A key text here is George Lukács’s famous essay on “Reification and the Consciousness of the Proletariat,” where he writes of “the split between the worker’s labour-power and his personality, its metamorphosis into a thing, an object that he sells on the market.” This happens in varying ways in the varying professions of the capitalism world; for instance, in any bureaucracy:
The specific type of bureaucratic ‘conscientiousness’ and impartiality, the individual bureaucrat’s inevitable total subjection to a system of relations between the things to which he is exposed, the idea that it is precisely his ‘honour’ and his ‘sense of responsibility’ that exact this total submission all this points to the fact that the division of labour which in the case of Taylorism invaded the psyche, here invades the realm of ethics.
And when Taylorism conquers both the psyche and ethics, we get self-Taylorizing — the complete internalization of metaphysical capitalism and the consequent redescription of a condition of enslavement as a condition of self-making. People come to believe that they’re expressing themselves on social media when in fact they’re doing Mark Zuckerberg’s bidding for free. They’re like Eloi thinking that they’re the masters of the Morlocks when in fact they’re merely food.
What I found especially interesting in my re-read of Lukács (for the first time in many years) is his demonstration that this commodification of the human person goes back a long way, much longer than we might typically think. For instance, he notes that in the Metaphysics of Morals (1797) Kant defines sex and marriage in the most commodified way imaginable: “Sexual community is the reciprocal use made by one person of the sexual organs and faculties of another,” while marriage “is the union of two people of different sexes with a view to the mutual possession of each other’s sexual attributes for the duration of their lives.” Lukács comments, “This rationalisation of the world appears to be complete, it seems to penetrate the very depths of man’s physical and psychic nature.” It’s capitalism all the way down.

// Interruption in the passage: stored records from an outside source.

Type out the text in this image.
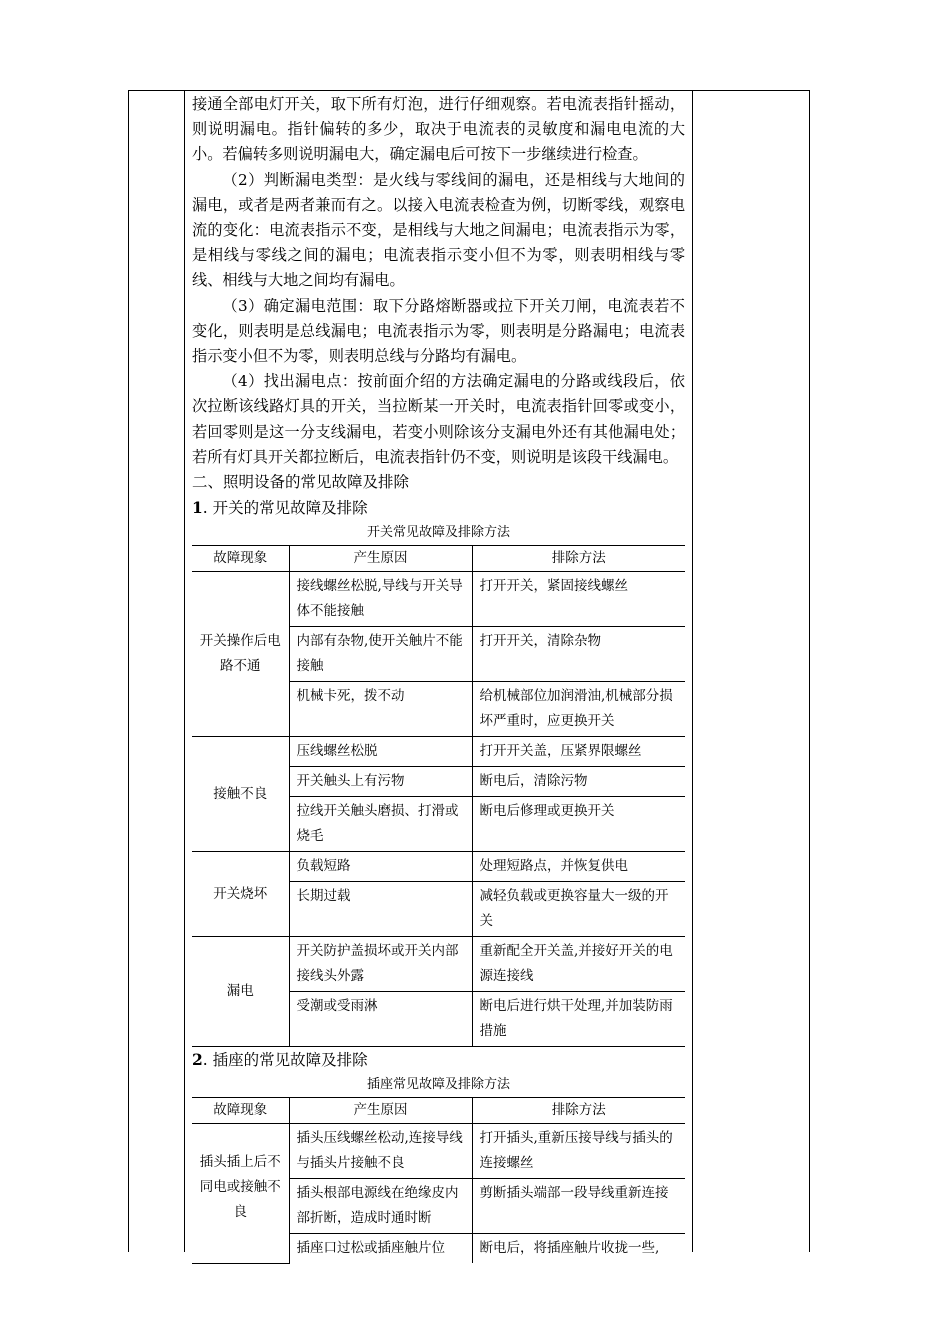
接通全部电灯开关，取下所有灯泡，进行仔细观察。若电流表指针摇动，则说明漏电。指针偏转的多少，取决于电流表的灵敏度和漏电电流的大小。若偏转多则说明漏电大，确定漏电后可按下一步继续进行检查。

（2）判断漏电类型：是火线与零线间的漏电，还是相线与大地间的漏电，或者是两者兼而有之。以接入电流表检查为例，切断零线，观察电流的变化：电流表指示不变，是相线与大地之间漏电；电流表指示为零，是相线与零线之间的漏电；电流表指示变小但不为零，则表明相线与零线、相线与大地之间均有漏电。

（3）确定漏电范围：取下分路熔断器或拉下开关刀闸，电流表若不变化，则表明是总线漏电；电流表指示为零，则表明是分路漏电；电流表指示变小但不为零，则表明总线与分路均有漏电。

（4）找出漏电点：按前面介绍的方法确定漏电的分路或线段后，依次拉断该线路灯具的开关，当拉断某一开关时，电流表指针回零或变小，若回零则是这一分支线漏电，若变小则除该分支漏电外还有其他漏电处；若所有灯具开关都拉断后，电流表指针仍不变，则说明是该段干线漏电。

二、照明设备的常见故障及排除

1. 开关的常见故障及排除

开关常见故障及排除方法
故障现象	产生原因	排除方法
开关操作后电路不通	接线螺丝松脱,导线与开关导体不能接触	打开开关，紧固接线螺丝
	内部有杂物,使开关触片不能接触	打开开关，清除杂物
	机械卡死，拨不动	给机械部位加润滑油,机械部分损坏严重时，应更换开关
接触不良	压线螺丝松脱	打开开关盖，压紧界限螺丝
	开关触头上有污物	断电后，清除污物
	拉线开关触头磨损、打滑或烧毛	断电后修理或更换开关
开关烧坏	负载短路	处理短路点，并恢复供电
	长期过载	减轻负载或更换容量大一级的开关
漏电	开关防护盖损坏或开关内部接线头外露	重新配全开关盖,并接好开关的电源连接线
	受潮或受雨淋	断电后进行烘干处理,并加装防雨措施

2. 插座的常见故障及排除

插座常见故障及排除方法
故障现象	产生原因	排除方法
插头插上后不同电或接触不良	插头压线螺丝松动,连接导线与插头片接触不良	打开插头,重新压接导线与插头的连接螺丝
	插头根部电源线在绝缘皮内部折断，造成时通时断	剪断插头端部一段导线重新连接
	插座口过松或插座触片位	断电后，将插座触片收拢一些,
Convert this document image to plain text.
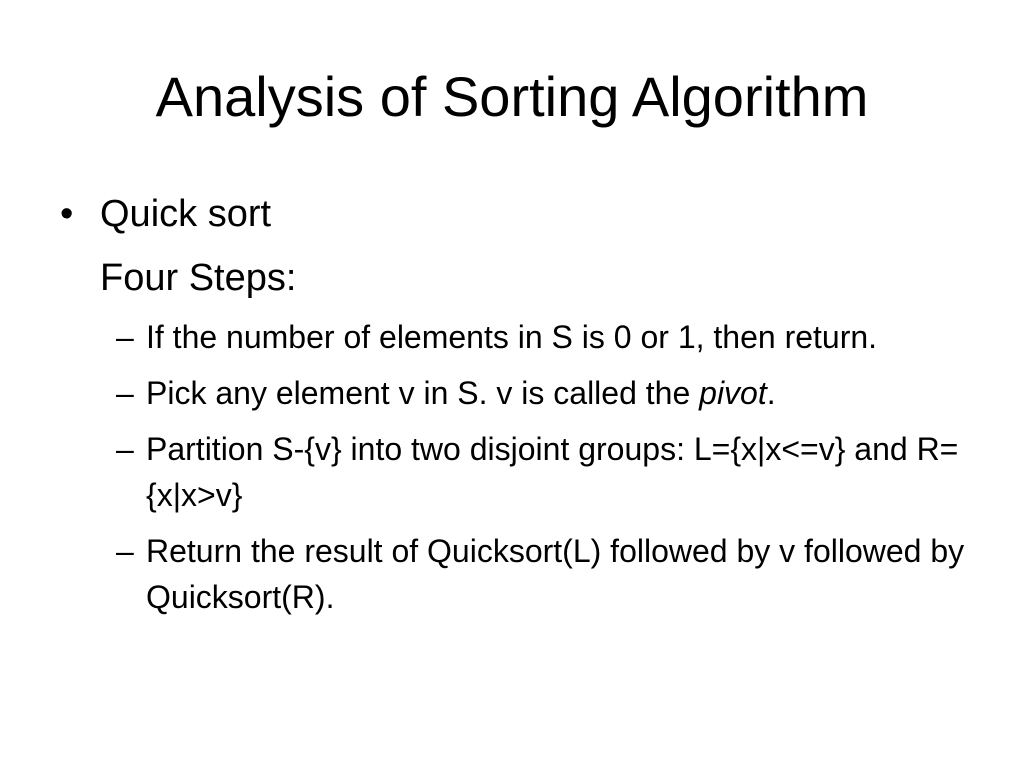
Analysis of Sorting Algorithm
• Quick sort
Four Steps:
– If the number of elements in S is 0 or 1, then return.
– Pick any element v in S. v is called the pivot.
– Partition S-{v} into two disjoint groups: L={x|x<=v} and R={x|x>v}
– Return the result of Quicksort(L) followed by v followed by Quicksort(R).
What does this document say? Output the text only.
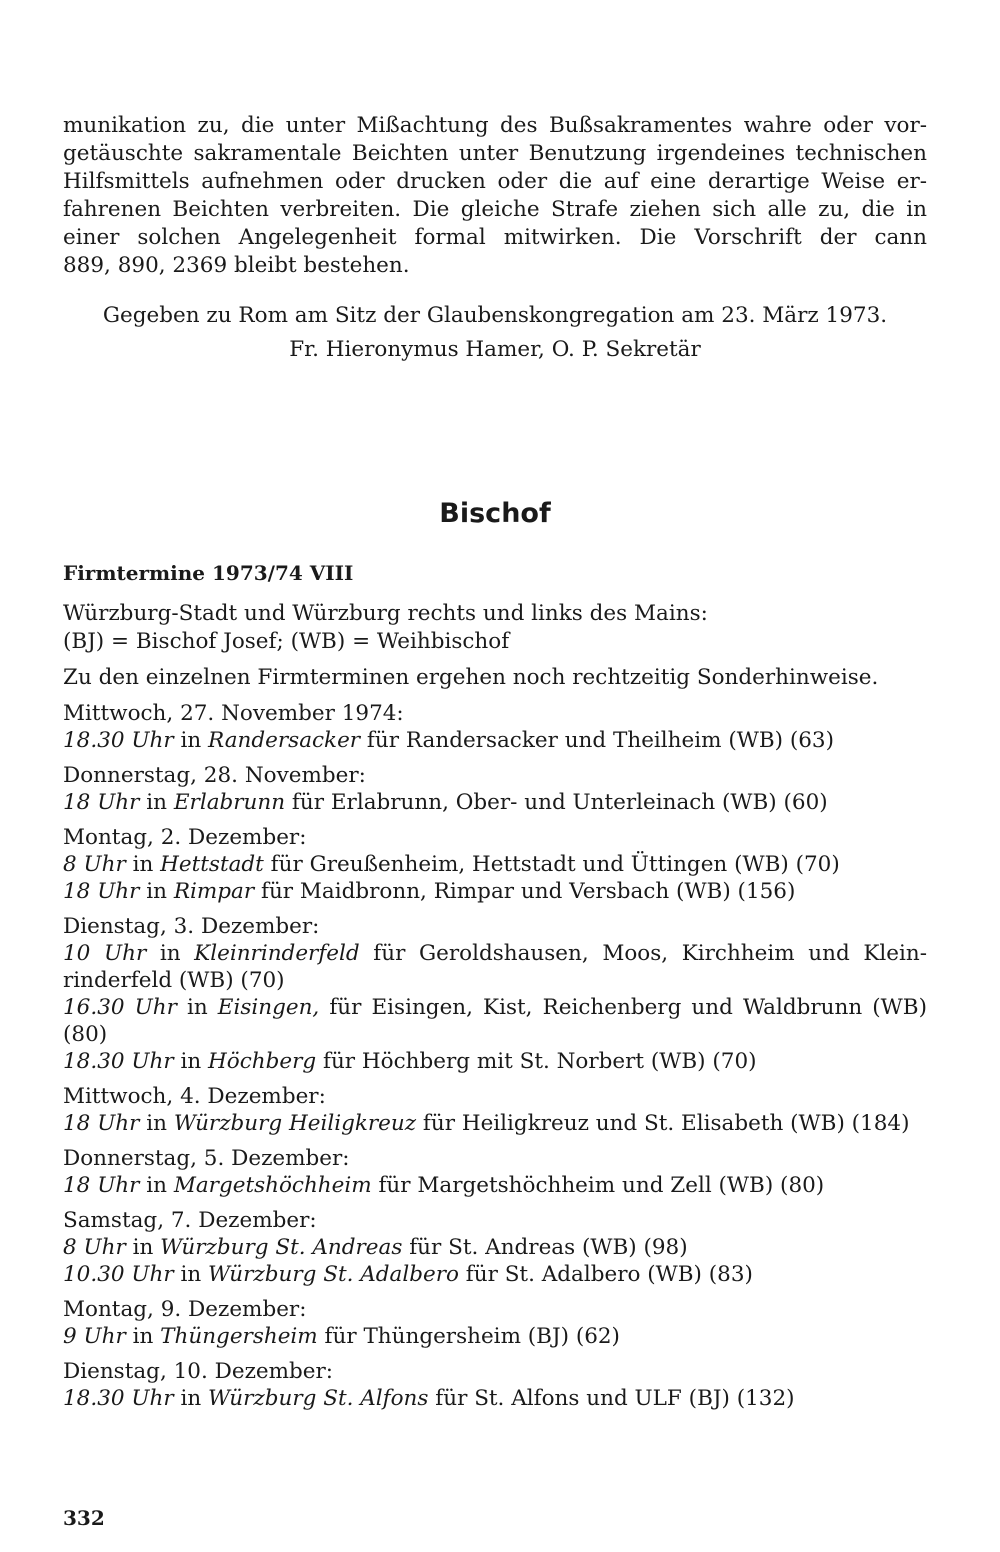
munikation zu, die unter Mißachtung des Bußsakramentes wahre oder vor-
getäuschte sakramentale Beichten unter Benutzung irgendeines technischen
Hilfsmittels aufnehmen oder drucken oder die auf eine derartige Weise er-
fahrenen Beichten verbreiten. Die gleiche Strafe ziehen sich alle zu, die in
einer solchen Angelegenheit formal mitwirken. Die Vorschrift der cann
889, 890, 2369 bleibt bestehen.
Gegeben zu Rom am Sitz der Glaubenskongregation am 23. März 1973.
Fr. Hieronymus Hamer, O. P. Sekretär
Bischof
Firmtermine 1973/74 VIII
Würzburg-Stadt und Würzburg rechts und links des Mains:
(BJ) = Bischof Josef; (WB) = Weihbischof
Zu den einzelnen Firmterminen ergehen noch rechtzeitig Sonderhinweise.
Mittwoch, 27. November 1974:
18.30 Uhr in Randersacker für Randersacker und Theilheim (WB) (63)
Donnerstag, 28. November:
18 Uhr in Erlabrunn für Erlabrunn, Ober- und Unterleinach (WB) (60)
Montag, 2. Dezember:
8 Uhr in Hettstadt für Greußenheim, Hettstadt und Üttingen (WB) (70)
18 Uhr in Rimpar für Maidbronn, Rimpar und Versbach (WB) (156)
Dienstag, 3. Dezember:
10 Uhr in Kleinrinderfeld für Geroldshausen, Moos, Kirchheim und Klein-
rinderfeld (WB) (70)
16.30 Uhr in Eisingen, für Eisingen, Kist, Reichenberg und Waldbrunn (WB)
(80)
18.30 Uhr in Höchberg für Höchberg mit St. Norbert (WB) (70)
Mittwoch, 4. Dezember:
18 Uhr in Würzburg Heiligkreuz für Heiligkreuz und St. Elisabeth (WB) (184)
Donnerstag, 5. Dezember:
18 Uhr in Margetshöchheim für Margetshöchheim und Zell (WB) (80)
Samstag, 7. Dezember:
8 Uhr in Würzburg St. Andreas für St. Andreas (WB) (98)
10.30 Uhr in Würzburg St. Adalbero für St. Adalbero (WB) (83)
Montag, 9. Dezember:
9 Uhr in Thüngersheim für Thüngersheim (BJ) (62)
Dienstag, 10. Dezember:
18.30 Uhr in Würzburg St. Alfons für St. Alfons und ULF (BJ) (132)
332
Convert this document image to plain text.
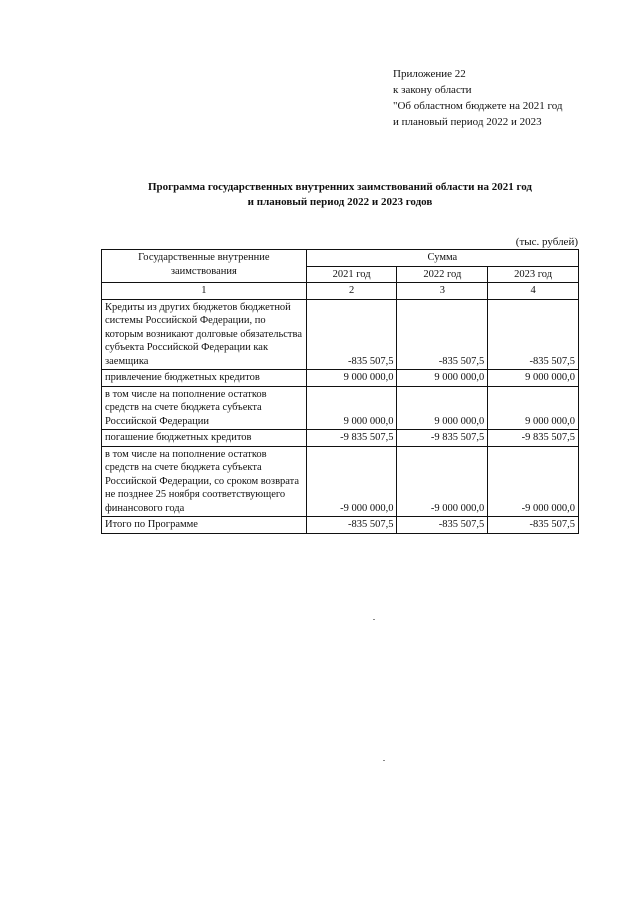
Приложение 22
к закону области
"Об областном бюджете на 2021 год
и плановый период 2022 и 2023
Программа государственных внутренних заимствований области на 2021 год
и плановый период 2022 и 2023 годов
(тыс. рублей)
Государственные внутренние заимствования	Сумма		
	2021 год	2022 год	2023 год
1	2	3	4
Кредиты из других бюджетов бюджетной системы Российской Федерации, по которым возникают долговые обязательства субъекта Российской Федерации как заемщика	-835 507,5	-835 507,5	-835 507,5
привлечение бюджетных кредитов	9 000 000,0	9 000 000,0	9 000 000,0
в том числе на пополнение остатков средств на счете бюджета субъекта Российской Федерации	9 000 000,0	9 000 000,0	9 000 000,0
погашение бюджетных кредитов	-9 835 507,5	-9 835 507,5	-9 835 507,5
в том числе на пополнение остатков средств на счете бюджета субъекта Российской Федерации, со сроком возврата не позднее 25 ноября соответствующего финансового года	-9 000 000,0	-9 000 000,0	-9 000 000,0
Итого по Программе	-835 507,5	-835 507,5	-835 507,5
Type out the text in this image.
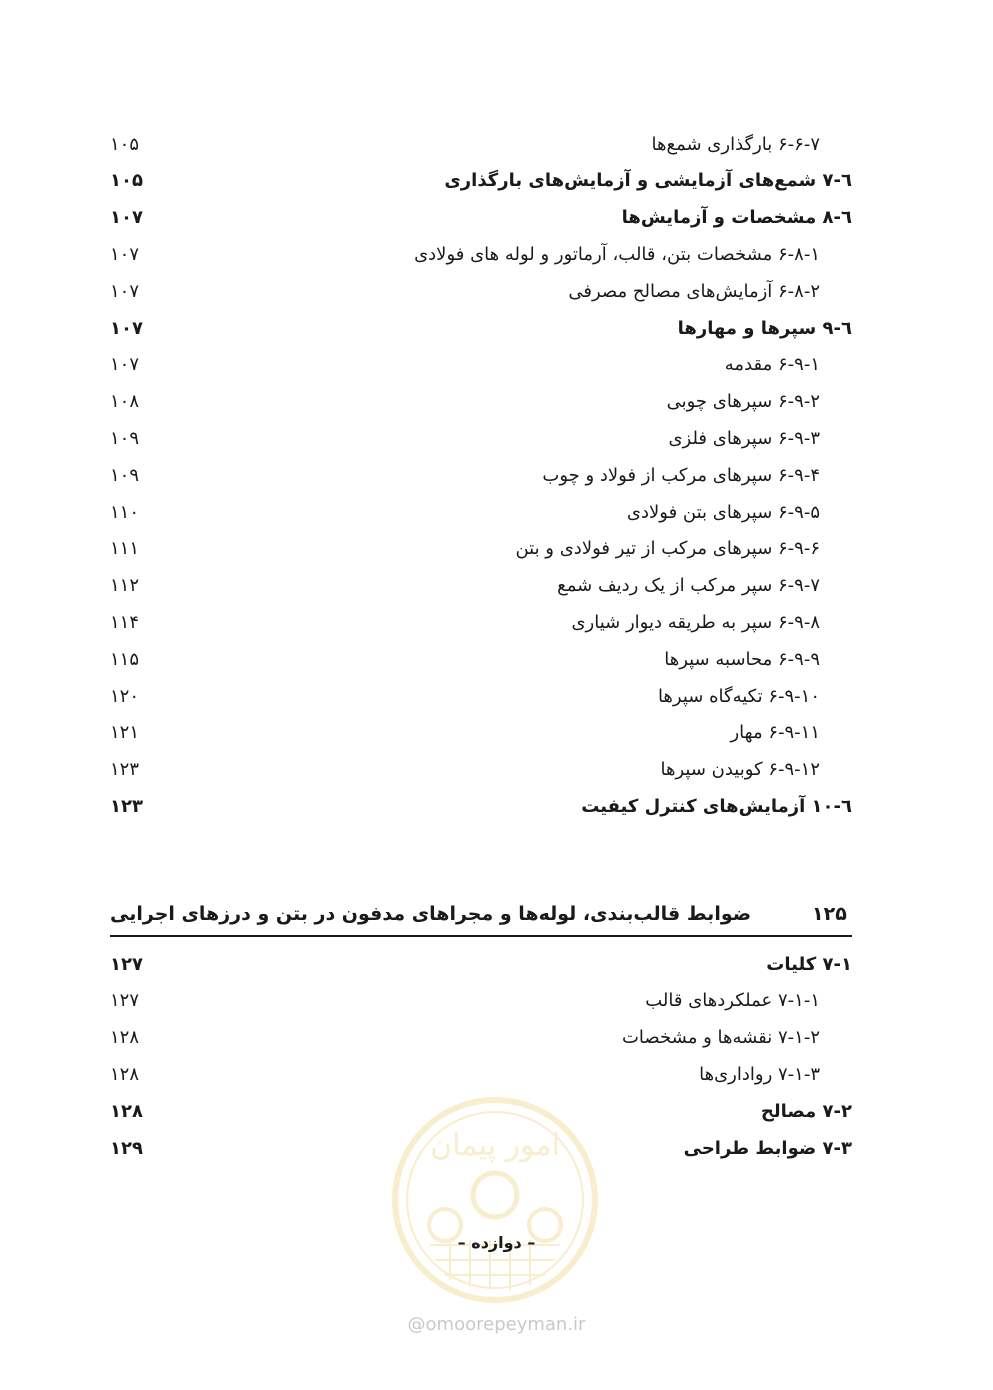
۱۰۵	۶-۶-۷ بارگذاری شمع‌ها
۱۰۵	٦-۷ شمع‌های آزمایشی و آزمایش‌های بارگذاری
۱۰۷	٦-۸ مشخصات و آزمایش‌ها
۱۰۷	۶-۸-۱ مشخصات بتن، قالب، آرماتور و لوله های فولادی
۱۰۷	۶-۸-۲ آزمایش‌های مصالح مصرفی
۱۰۷	٦-۹ سپرها و مهارها
۱۰۷	۶-۹-۱ مقدمه
۱۰۸	۶-۹-۲ سپرهای چوبی
۱۰۹	۶-۹-۳ سپرهای فلزی
۱۰۹	۶-۹-۴ سپرهای مرکب از فولاد و چوب
۱۱۰	۶-۹-۵ سپرهای بتن فولادی
۱۱۱	۶-۹-۶ سپرهای مرکب از تیر فولادی و بتن
۱۱۲	۶-۹-۷ سپر مرکب از یک ردیف شمع
۱۱۴	۶-۹-۸ سپر به طریقه دیوار شیاری
۱۱۵	۶-۹-۹ محاسبه سپرها
۱۲۰	۶-۹-۱۰ تکیه‌گاه سپرها
۱۲۱	۶-۹-۱۱ مهار
۱۲۳	۶-۹-۱۲ کوبیدن سپرها
۱۲۳	٦-۱۰ آزمایش‌های کنترل کیفیت
ضوابط قالب‌بندی، لوله‌ها و مجراهای مدفون در بتن و درزهای اجرایی	۱۲۵
۱۲۷	۷-۱ کلیات
۱۲۷	۷-۱-۱ عملکردهای قالب
۱۲۸	۷-۱-۲ نقشه‌ها و مشخصات
۱۲۸	۷-۱-۳ رواداری‌ها
۱۲۸	۷-۲ مصالح
۱۲۹	۷-۳ ضوابط طراحی
امور پیمان
– دوازده –
@omoorepeyman.ir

I am anything but a Marxist, but it’s important for me to realize (however belatedly) that some of my own recent arguments were anticipated by Marxist thinkers a hundred years ago. I should probably be making better use of that critique — if not of their suggestions for what should replace capitalism.
I was very interested in this Jonathan Malesic essay on how college students are or are not coping with the stresses of Covidtide. For what it’s worth — all such reports are anecdotal, but, despite what people say, the plural of anecdote is data, when there are enough anecdotes and they’re read with sufficient intelligence — my Honors College students have been much more like those at the University of Dallas than the ones at SMU, where Malesic teaches. I have been consistently surprised and gratified by how cheerfully and competently my students have navigated the various complexities of this era. Indeed, they’ve handled it all with considerably more grace than I have. I can’t be sure why they’ve managed so well, but I think it has something to do (in many cases anyway) with Christian formation and something also to do with the sense of community and common purpose fostered by Doug Henry, the Dean of the Honors College, and those support staff who work regularly with the students.